Márcio formou com vinte dois, noivou três anos e aos vinte sete, quando chegaram da viajem de férias, soube que seria papai. Aos trinta era família de duas lindas crianças com nomes difíceis de pronunciar.


A reforma da mansão de Márcio quem fez foi Mário. Ali se lembraram do passado, das histórias da infância e do pequeno espelho que colocavam no sapato, para ver as calcinhas das meninas.


Márcio, a todo tempo, tentava valorizar a profissão honrosa de Mário. Dizia que aquele fazer distraído e sujo do pedreiro era algo magnífico, labor que exigia uma inteligência tão grande que nem seus mestres da UFAC tinham igual. Mário, calado, pouco se importava com as geleias que saiam da boca do inimigo. Se fosse importante sentar tijolo, não viveria tal mal, pensava.


Mário viveu setenta anos. Apodrecido e fraco com os males trazidos com a profissão. Recuou-se em si em um benefício conseguido na previdência para sentir melhor a morte que sempre o esperava na cama.


Márcio viveu trinta anos. Teve câncer no estômago, e nenhum dinheiro do mundo que tivesse lhe livraria dessa sorte. Quando soube da doença, passou a acreditar mais em Deus, pois é nesse momento que se compreende melhor a chantagem divina do fazer aqui e ganhar lá.
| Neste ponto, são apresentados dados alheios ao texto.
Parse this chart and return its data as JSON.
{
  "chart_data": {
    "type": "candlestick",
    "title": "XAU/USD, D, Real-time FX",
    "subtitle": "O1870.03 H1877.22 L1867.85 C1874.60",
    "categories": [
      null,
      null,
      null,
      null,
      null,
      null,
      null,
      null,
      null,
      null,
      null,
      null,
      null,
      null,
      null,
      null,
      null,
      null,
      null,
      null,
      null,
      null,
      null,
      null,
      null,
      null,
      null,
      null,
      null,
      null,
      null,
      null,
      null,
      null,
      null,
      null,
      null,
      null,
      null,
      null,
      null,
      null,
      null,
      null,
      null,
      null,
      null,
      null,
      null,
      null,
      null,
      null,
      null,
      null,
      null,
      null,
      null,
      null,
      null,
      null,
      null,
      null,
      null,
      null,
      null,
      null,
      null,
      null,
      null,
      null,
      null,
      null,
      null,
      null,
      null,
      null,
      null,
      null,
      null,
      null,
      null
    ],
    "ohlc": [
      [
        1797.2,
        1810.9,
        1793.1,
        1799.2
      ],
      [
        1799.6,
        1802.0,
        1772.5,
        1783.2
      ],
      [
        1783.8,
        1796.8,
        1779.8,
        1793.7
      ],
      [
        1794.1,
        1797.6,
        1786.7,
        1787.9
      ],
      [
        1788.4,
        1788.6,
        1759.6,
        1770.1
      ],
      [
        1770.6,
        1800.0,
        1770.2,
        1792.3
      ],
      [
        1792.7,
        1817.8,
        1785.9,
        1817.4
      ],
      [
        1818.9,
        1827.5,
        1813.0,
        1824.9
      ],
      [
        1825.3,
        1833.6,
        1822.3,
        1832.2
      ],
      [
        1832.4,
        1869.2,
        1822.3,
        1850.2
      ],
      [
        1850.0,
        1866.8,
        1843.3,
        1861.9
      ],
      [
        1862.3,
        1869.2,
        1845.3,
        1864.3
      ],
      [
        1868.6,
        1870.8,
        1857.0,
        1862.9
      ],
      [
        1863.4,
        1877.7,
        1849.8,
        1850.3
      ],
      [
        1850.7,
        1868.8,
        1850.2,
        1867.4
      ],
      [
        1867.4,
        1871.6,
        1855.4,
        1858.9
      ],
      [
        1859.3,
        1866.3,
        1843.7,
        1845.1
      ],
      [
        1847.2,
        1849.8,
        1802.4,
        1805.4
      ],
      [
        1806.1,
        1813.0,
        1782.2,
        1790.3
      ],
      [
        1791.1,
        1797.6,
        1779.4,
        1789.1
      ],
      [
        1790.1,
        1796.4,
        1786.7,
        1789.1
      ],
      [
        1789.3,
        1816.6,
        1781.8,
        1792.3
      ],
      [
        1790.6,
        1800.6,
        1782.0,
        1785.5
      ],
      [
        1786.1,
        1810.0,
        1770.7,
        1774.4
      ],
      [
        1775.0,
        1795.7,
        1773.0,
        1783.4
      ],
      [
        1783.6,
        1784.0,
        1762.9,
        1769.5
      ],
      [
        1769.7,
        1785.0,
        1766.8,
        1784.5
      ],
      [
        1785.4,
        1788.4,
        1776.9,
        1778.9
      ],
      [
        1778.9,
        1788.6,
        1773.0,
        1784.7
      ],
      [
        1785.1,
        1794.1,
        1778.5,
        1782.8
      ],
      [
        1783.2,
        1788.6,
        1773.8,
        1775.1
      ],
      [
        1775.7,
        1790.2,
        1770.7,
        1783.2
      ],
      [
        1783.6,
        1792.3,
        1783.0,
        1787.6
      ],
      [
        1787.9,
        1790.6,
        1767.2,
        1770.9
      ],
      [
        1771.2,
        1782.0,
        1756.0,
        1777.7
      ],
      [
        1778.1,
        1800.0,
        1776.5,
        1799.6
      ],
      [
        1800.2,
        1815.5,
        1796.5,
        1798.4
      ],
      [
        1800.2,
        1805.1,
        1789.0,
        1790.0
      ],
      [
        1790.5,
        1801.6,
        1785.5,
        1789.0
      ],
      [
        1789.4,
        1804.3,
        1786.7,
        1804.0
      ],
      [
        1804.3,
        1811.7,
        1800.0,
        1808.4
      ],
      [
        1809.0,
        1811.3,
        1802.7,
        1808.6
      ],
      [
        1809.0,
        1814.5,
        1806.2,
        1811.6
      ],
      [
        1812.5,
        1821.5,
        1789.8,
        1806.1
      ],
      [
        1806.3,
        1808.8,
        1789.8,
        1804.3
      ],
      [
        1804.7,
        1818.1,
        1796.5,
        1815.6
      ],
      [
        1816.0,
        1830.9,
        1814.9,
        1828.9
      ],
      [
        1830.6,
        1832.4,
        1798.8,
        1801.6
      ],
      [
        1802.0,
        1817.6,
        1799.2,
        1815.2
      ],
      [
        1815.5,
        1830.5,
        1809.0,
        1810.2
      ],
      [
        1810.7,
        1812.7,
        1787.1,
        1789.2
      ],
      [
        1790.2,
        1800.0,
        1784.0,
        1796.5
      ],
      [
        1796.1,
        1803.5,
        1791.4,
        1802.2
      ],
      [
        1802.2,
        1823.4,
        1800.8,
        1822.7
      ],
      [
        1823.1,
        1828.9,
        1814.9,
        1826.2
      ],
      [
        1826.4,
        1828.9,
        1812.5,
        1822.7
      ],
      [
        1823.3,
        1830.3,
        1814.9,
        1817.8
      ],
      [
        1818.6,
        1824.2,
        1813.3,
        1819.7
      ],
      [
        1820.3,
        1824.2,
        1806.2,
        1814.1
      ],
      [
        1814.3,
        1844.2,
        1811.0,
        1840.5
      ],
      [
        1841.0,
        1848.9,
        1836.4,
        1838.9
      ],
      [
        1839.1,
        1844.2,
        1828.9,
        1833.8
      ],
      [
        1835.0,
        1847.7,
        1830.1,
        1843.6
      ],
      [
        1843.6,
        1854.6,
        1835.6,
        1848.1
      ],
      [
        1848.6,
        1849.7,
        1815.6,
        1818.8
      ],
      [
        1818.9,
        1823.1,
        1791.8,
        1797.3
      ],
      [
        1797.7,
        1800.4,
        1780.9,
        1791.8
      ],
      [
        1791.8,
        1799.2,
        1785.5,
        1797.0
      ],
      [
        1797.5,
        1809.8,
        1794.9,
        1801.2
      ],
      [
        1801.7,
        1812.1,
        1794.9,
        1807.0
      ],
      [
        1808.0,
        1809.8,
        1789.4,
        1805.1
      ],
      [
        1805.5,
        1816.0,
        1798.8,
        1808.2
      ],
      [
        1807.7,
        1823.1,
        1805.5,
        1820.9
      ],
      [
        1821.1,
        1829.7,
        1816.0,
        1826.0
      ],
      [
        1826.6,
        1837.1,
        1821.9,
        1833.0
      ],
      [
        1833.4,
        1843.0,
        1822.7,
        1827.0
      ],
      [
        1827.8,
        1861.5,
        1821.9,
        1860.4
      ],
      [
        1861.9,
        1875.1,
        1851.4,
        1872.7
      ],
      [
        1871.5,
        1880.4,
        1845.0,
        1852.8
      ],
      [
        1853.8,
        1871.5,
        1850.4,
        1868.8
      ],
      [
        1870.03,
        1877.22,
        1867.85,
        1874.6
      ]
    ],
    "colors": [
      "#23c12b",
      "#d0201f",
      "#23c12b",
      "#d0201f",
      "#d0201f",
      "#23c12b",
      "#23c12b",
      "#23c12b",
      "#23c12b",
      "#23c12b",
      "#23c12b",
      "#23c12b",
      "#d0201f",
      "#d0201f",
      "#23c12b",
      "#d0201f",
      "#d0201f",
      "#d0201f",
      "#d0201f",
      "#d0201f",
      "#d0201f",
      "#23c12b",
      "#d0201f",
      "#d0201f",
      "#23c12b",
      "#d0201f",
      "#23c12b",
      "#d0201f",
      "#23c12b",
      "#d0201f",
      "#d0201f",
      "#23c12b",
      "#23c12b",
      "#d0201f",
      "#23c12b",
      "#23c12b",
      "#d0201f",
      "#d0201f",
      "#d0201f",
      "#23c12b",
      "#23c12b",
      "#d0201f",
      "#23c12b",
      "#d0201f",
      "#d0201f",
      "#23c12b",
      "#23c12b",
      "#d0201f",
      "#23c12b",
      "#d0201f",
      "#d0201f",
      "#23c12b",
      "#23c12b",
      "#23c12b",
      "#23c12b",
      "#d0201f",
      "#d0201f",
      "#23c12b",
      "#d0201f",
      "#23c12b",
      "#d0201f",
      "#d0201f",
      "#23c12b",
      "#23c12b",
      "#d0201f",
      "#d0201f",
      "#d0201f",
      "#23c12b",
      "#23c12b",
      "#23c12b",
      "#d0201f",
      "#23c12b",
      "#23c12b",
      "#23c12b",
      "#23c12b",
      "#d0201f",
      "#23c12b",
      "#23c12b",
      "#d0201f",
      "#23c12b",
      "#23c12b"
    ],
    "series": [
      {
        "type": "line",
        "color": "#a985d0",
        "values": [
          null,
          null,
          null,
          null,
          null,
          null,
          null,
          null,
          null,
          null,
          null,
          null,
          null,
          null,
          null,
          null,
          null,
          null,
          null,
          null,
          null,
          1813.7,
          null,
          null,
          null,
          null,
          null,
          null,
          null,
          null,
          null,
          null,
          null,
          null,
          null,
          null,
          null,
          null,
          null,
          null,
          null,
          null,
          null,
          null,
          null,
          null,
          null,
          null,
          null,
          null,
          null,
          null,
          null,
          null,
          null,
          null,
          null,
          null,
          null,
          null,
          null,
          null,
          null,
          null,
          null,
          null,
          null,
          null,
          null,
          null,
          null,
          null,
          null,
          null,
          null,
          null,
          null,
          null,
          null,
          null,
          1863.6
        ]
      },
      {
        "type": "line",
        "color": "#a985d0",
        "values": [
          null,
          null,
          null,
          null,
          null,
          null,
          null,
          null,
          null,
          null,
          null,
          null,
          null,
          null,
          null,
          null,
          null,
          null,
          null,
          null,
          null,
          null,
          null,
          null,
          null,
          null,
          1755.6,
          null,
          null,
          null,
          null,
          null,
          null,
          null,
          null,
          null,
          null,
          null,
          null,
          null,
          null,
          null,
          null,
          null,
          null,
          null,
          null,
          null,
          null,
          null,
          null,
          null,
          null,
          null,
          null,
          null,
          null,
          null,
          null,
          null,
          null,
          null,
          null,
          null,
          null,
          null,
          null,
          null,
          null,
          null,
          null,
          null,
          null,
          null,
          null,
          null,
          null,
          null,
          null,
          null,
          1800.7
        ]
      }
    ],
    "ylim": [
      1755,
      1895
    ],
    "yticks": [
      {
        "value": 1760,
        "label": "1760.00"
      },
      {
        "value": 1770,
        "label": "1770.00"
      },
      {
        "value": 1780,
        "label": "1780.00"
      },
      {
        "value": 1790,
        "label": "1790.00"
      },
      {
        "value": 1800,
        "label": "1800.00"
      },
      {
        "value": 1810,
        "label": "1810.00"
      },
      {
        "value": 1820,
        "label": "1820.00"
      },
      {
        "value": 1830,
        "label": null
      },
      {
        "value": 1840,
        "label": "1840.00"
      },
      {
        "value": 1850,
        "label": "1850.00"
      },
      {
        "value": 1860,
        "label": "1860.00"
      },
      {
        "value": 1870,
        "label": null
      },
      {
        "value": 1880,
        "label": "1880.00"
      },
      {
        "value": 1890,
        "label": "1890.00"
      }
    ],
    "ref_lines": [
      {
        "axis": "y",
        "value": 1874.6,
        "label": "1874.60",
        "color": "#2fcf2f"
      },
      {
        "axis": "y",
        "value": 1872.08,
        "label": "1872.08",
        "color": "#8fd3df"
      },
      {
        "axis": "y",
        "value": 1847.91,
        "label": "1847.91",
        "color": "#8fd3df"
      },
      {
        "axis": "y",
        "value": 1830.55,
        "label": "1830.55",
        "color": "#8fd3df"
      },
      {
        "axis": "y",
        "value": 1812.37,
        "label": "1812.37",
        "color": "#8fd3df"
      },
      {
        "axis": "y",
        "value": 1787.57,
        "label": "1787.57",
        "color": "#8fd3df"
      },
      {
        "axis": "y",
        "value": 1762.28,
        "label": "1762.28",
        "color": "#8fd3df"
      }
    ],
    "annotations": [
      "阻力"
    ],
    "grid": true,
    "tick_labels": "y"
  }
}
Os quarenta anos de Mário fora de puro sofrimento. Filas em postos de saúde, falta de remédios, pouco dinheiro para tirar dois filhos da prisão e realizar um funerário mais digno para outro assassinado. Tudo conspirava contra o pedreiro infeliz. Nesse arraste do destino, foi maldizendo a vida e se perguntando por que ao invés do bondoso amigo de infância, não tinha sido ele o escolhido pela tragédia humana.


Mário por quarenta anos quis um câncer também. Até na desgraça o colega de escola tinha se dado melhor.